Людей, расположившихся на одних нарах со «жлобами», мы с Колей определить затруднялись. «Ни богу свечка, ни черту кочерга». Правда, у Ланина была 58 статья, но ничего больше о нем мы не знали.
На чьи-то расспросы он отделался шуткой:
— Считайте, меня здесь нет. На поверке я присутствую, чтобы конвой не волновался, затем исчезаю.
В самом деле, он лежал, закутавшись в свою боброво-хорьковую шубу, и никак себя не выказывал. Вылезал редко, когда на площадке возле параши и у печки никто не торчал, то есть когда все спали. Однажды он принялся оживлять чахнувший огонь в печке и совсем приглушил его. С двух сторон заворчали — Агошин и Мякишев, признанные наравне с Володей авторитеты по части обращения с огнем.
— Что вы хотите от инженера-теплотехника, если он вредитель? — возразил Ланин и быстро убрался на нары.

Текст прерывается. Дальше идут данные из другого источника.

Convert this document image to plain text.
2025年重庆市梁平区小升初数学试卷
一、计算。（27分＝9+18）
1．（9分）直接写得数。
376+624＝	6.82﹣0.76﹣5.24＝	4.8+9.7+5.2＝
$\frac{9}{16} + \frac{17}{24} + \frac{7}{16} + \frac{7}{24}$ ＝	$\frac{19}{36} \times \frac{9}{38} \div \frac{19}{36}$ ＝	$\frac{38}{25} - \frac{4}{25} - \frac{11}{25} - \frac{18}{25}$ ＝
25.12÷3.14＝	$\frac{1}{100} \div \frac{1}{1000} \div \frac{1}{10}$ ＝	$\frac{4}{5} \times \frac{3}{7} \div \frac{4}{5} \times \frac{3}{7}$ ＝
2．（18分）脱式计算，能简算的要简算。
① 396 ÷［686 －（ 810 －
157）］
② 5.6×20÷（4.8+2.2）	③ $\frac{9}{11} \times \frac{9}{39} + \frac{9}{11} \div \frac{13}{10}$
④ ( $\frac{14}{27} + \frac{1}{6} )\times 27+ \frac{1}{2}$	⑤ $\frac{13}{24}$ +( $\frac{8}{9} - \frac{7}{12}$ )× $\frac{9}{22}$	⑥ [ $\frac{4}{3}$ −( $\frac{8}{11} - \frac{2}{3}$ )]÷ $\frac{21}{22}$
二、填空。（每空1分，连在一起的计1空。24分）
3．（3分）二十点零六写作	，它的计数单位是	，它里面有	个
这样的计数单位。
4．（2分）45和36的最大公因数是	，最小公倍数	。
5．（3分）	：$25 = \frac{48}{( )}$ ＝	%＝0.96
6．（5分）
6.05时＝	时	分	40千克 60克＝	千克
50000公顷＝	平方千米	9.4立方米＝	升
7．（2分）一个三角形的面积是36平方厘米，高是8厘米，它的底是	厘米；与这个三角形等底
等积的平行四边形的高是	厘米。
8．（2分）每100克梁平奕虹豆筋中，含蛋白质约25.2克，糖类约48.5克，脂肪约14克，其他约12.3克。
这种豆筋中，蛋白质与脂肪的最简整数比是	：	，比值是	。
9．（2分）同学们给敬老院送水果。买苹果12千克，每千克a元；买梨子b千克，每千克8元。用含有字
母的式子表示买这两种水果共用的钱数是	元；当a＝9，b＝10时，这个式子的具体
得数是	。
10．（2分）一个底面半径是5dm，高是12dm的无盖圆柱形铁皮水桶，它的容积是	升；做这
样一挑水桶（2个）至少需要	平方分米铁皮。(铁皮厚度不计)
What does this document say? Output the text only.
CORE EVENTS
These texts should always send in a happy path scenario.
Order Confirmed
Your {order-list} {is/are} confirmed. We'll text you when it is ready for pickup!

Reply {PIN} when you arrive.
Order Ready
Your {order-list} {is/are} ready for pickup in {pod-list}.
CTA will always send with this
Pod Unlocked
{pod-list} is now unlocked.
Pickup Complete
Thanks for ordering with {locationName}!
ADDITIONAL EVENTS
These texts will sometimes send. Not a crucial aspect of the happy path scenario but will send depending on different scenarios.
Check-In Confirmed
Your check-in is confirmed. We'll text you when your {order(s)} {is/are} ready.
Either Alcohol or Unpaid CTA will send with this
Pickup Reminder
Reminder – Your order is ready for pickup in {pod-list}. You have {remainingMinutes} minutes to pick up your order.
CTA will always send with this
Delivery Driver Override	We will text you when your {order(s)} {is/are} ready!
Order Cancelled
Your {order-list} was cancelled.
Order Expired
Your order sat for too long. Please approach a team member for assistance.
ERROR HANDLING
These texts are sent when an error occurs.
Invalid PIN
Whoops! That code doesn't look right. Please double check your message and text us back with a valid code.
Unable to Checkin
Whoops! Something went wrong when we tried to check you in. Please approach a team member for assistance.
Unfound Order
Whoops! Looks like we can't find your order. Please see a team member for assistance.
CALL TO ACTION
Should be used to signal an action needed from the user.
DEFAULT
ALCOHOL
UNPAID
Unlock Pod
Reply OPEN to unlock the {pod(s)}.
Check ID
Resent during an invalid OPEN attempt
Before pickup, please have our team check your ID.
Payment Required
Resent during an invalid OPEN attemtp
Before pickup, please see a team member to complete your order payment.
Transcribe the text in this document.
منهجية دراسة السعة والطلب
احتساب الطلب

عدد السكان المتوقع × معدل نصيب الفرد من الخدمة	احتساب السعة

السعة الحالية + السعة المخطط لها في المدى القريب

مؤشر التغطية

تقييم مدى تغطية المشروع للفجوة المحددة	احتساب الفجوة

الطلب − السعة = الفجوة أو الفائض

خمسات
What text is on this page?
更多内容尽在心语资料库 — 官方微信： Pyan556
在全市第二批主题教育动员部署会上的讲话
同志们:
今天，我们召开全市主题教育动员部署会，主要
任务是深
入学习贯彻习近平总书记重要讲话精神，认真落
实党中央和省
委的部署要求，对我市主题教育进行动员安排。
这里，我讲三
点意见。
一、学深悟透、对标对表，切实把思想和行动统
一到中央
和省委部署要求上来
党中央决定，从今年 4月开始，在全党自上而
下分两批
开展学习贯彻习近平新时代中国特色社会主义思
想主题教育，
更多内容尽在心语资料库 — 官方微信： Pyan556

По этой реплике вагон узнал: в его прекрасной коллекции жил-был и вредитель. Нелюдимый, невидимый и неслышный инженер особенного интереса не вызывал. Им всерьез заинтересовался только Петров, до и то из-за хорьковых хвостиков, и еще Зимин по свойству любознательного характера. Он без успеха пытался подъехать к Ланину.
— Не верю, что я вам чем-то интересен, — нелюбезно отрубил тот. — А если и так, то для знакомства, согласитесь, нужна взаимность.
— Разумеется, — улыбнулся Зимин.
— У меня к вам нет интереса. И ни к кому. Извините.
Зимину пришлось развести руками и отчалить.
Про Пиккиева и Кровякова беспощадный Коля сказал:
— Божие одуванчики. Не доедут.
Тот и другой были в преклонном возрасте, дряхлые и слабые. Кому они помешали, в чем провинились?
Пиккиев отрекомендовался официантом. На расспросы Коли охотно рассказывал: служил в ресторане, в трактире, в гостиницах.
— Противное занятие, — решил Коля.
— Отчего? — удивился Пиккиев. — Очень даже наоборот.
— Эх ты, «чего изволите»! Суют тебе в ладонь монеты, а ты изгибаешься и благодаришь. Тьфу!
Бывший официант держался, видимо, иного мнения, однако постоянное желание подлаживаться заставило его поддакнуть. Привычка услужать и сгибаться очень подходила его невзрачному бесцветному обличию.